Am 6. Dezember 1964 feierte der Posaunenchor seinen 60. Geburtstag mit einem Familienabend im Saal der Gaststätte Barwig, bei dem das einzige damals noch lebende Gründungsmitglied Fritz Schlegelmilch aus der Anfangszeit des Chores berichtete. Lehrer Helmut Koch berichtete über die Aktivitäten und die Lage im Chor , wobei er besonders betonte, dass die Jungbläser von den älteren Bläsern gut aufgenommen und im Chor integriert worden sind. Außerdem haben sich einige der Jungbläser bereits eigene Instrumente gekauft. Seitdem Herr Koch den Chor übernahm spielte der Chor nicht nur in Gottesdiensten, sondern auch bei diversen Feiern der Abtswinder Vereine, auch bei den älteren Ortsbewohnern bei deren Geburtstagen ein Ständchen.
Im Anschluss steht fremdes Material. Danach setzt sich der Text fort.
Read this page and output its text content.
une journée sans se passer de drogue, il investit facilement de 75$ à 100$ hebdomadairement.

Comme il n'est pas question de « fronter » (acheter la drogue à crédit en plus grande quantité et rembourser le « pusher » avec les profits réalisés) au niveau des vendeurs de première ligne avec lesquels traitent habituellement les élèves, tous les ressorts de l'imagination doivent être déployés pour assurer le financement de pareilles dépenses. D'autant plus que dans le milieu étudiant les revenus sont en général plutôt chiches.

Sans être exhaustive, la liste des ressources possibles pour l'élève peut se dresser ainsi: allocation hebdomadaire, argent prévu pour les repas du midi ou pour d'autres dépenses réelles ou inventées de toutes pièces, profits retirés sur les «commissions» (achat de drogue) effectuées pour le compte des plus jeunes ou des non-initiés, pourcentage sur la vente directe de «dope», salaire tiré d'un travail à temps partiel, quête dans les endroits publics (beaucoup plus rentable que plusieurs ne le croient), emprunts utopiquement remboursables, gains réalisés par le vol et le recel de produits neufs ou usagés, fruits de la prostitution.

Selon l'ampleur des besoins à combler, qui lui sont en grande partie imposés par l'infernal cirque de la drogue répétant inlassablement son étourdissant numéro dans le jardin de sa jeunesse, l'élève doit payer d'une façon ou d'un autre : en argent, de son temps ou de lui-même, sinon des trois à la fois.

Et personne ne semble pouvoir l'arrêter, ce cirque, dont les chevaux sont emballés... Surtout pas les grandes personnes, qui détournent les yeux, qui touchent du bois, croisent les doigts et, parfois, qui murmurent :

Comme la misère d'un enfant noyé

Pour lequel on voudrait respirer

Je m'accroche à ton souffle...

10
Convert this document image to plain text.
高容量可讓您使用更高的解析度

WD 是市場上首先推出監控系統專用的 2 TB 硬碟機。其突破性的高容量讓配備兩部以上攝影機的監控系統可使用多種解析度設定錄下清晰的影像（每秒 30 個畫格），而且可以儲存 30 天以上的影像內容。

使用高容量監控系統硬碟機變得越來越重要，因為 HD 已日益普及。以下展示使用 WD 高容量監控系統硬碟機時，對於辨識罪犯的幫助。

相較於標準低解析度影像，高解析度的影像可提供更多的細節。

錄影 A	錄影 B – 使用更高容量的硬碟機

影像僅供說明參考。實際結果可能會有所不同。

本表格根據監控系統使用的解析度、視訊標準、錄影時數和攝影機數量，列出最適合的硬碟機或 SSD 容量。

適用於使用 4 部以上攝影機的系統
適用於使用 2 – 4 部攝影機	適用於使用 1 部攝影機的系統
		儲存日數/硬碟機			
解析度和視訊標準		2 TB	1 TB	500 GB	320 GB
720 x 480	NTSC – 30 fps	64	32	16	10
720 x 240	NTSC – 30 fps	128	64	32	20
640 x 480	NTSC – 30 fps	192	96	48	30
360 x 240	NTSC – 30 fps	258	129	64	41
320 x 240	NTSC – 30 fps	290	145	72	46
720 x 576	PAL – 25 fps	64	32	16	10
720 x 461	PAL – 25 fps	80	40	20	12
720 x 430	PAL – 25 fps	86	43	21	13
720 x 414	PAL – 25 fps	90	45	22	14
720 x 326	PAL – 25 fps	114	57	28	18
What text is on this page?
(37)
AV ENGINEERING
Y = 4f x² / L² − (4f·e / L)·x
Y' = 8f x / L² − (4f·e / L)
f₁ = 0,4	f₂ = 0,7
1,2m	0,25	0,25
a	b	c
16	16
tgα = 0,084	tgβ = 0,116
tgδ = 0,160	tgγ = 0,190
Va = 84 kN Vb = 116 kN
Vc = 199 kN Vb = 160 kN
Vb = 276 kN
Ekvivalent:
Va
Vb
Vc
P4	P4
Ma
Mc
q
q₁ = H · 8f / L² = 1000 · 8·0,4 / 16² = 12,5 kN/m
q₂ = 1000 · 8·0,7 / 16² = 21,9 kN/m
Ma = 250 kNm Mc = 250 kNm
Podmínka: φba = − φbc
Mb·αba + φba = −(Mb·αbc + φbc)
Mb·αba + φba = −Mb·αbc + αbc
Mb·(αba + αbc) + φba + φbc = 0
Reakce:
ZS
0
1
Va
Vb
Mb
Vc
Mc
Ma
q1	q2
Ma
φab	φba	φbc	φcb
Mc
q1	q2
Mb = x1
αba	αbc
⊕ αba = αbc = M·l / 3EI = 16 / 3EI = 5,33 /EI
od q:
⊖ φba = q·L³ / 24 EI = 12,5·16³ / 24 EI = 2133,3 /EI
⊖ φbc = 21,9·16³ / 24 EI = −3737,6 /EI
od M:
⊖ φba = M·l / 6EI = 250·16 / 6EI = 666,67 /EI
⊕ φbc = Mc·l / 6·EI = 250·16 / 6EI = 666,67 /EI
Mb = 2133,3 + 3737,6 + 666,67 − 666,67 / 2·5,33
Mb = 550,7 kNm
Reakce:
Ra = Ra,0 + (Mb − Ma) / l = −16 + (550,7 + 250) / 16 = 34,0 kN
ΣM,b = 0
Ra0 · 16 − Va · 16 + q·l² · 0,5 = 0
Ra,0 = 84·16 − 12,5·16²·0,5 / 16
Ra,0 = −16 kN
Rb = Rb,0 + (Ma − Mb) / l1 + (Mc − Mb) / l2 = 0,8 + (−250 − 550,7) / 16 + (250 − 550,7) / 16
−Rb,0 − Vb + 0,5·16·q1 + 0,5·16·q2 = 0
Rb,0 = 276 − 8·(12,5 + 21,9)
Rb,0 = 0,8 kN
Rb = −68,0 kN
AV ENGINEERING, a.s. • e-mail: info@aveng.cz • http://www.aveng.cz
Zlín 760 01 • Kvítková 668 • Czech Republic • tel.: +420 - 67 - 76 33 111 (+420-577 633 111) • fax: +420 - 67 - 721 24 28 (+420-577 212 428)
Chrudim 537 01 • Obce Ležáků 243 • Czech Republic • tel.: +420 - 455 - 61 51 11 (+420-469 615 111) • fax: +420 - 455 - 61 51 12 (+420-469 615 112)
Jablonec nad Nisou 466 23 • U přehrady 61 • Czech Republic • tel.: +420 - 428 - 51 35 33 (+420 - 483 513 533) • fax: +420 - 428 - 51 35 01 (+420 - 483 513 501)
Beim Jubiläum 1964 waren folgende Bläser aktiv:

           

1.      Stimme:                                                                  Tenor

Hans Krauß sen.                                                  Otto Schilling
Hans Hack                                                           Rudolf Höfer
Wolfgang Geiger                                                 Klaus Lenz ( Jungbläser )
Hans Krauß jun. ( Jungbläser )                           Paul Krauß ( Jungbläser )
Georg Tallner ( Jungbläser )                              
Harald Zehnder ( Jungbläser )                           
                                                                             

2.      Stimme                                                                   Baß

Karl Fink                                                              Fritz Herrmann
Gerhard Eckopf                                                   Georg Geiger ( Tiefbaß )
Günter Hanselmann                                            
Alfred Dallner ( Jungbläser )                             
Bernhard Weigand ( Jungbläser )                      
 

Am ersten Advent umrahmte der Chor dann den Festgottesdienst in der hiesigen Pfarrkirche. Im Anschluß an den Gottesdienst wurden dann verschiedene Erinnerungsfotos auf der Kirchentreppe zur Orgelempore gemacht.

 

Im Jahr 1965 hatte der Posaunenchor bereits 19 Bläser, darunter befanden sich 7 Jugendliche.

 

Der Landesposaunentag vom 14.- 15. Mai 1966 in Passau stellte für die Mitglieder des Abtswinder Posaunenchores den Höhepunkt der Ära Lehrer Koch dar.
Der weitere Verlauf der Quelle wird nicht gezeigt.